Buffer Scheduling Service Now Making Over $100K In Monthly Revenue, With 600K Users Sending 5M Updates Per Month

Social network scheduling startup Buffer continues to grow, and is now on track to make over $1 million in annual revenue with over $100,000 coming in from clients per month. The company now has over 600,000 users, and over 10,000 paying users as of this month, signalling significant growth from December of 2012, when it had 400,000 total users, and a third of its current social shares per month.

The bottom line is that providing a service that makes it easy for brands to schedule and deliver their messages via social networks like Twitter and Facebook is fast becoming big business, especially as social media becomes a more widely accepted and important arm of any company’s public communications. I spoke to Buffer co-founder Leo Widrich, now back in San Francisco after a temporary visa issue sent him and his team back to Austria temporarily last year, about how the market has evolved.
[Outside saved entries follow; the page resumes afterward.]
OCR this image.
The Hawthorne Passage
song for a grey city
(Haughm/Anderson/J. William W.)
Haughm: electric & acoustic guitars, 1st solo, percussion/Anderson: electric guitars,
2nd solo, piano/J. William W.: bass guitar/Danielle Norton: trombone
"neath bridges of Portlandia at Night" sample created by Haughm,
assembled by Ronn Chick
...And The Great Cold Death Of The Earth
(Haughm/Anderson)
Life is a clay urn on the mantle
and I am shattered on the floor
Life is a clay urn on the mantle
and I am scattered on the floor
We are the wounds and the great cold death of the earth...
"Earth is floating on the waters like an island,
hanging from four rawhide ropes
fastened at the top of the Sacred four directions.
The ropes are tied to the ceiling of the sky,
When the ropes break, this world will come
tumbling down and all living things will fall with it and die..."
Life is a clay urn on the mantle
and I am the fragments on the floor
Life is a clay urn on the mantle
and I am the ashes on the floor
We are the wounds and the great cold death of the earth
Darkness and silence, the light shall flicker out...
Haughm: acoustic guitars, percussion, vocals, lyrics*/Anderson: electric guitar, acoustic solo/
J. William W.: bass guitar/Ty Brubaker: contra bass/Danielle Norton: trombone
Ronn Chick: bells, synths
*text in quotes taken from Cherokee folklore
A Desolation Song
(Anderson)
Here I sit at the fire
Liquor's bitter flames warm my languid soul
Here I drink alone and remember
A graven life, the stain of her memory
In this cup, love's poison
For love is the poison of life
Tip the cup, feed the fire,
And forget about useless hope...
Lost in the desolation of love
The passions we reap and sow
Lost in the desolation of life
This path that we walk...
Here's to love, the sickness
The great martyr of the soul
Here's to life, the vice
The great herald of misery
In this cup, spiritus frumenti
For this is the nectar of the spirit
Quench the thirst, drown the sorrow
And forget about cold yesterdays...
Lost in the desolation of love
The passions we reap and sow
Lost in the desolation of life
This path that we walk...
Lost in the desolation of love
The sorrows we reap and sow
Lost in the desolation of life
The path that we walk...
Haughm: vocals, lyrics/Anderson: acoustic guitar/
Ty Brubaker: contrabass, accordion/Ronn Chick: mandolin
Widrich says that they’re definitely seeing a big increase in the number and range of companies who want to have an active social media presence, and scheduled sharing is a key component of those efforts. The company also recently introduced a brand new integration with Feedly, which makes Buffer the default sharing method for content collected through your feeds. It’s a big integration win for Buffer, especially as Feedly moves into position as one of the top potential replacements for Google Reader, which could result in a very sizable new user pool.

Scheduled social media updates recently received a bit of scrutiny as brands dealt with theĀ repercussionsĀ of having banal and sometime inappropriate content go out over Twitter and Facebook during the Boston Marathon incident. During any crisis, scheduled updates can appear incredibly insensitive, and that’s something Buffer is cognizant of and is working to help with.

“We’ve started to implement a universal pause switch,” Widrich says. “Before that, we would just tweet to people and explain how to turn it off, and people are always really appreciative of that, but we’ve heard a lot of feedback and we want to make that easier.”

Development on a one-click pause solution is underway, but Widrich says that regardless of whether you stop your scheduled updates or not, the key to helping make sure you’re being sensitive to anything going on is by acknowledging any mistakes on your part and doing your best to apologize for things that have gone out that maybe shouldn’t have. Generally speaking, he says users are understanding, so long as someone at the company takes some kind of responsibility for anything with potential to offend.

While Buffer is working away at that pause feature and other product developments, the company is happy with the relatively modest $400,000 seed round it raised in 2011, and Widrich says most of that is still in the bank. The startup’s revenue-generating powers are doing enough to help the company stay away from more outside funding, and that’s an ideal situation for Buffer for now.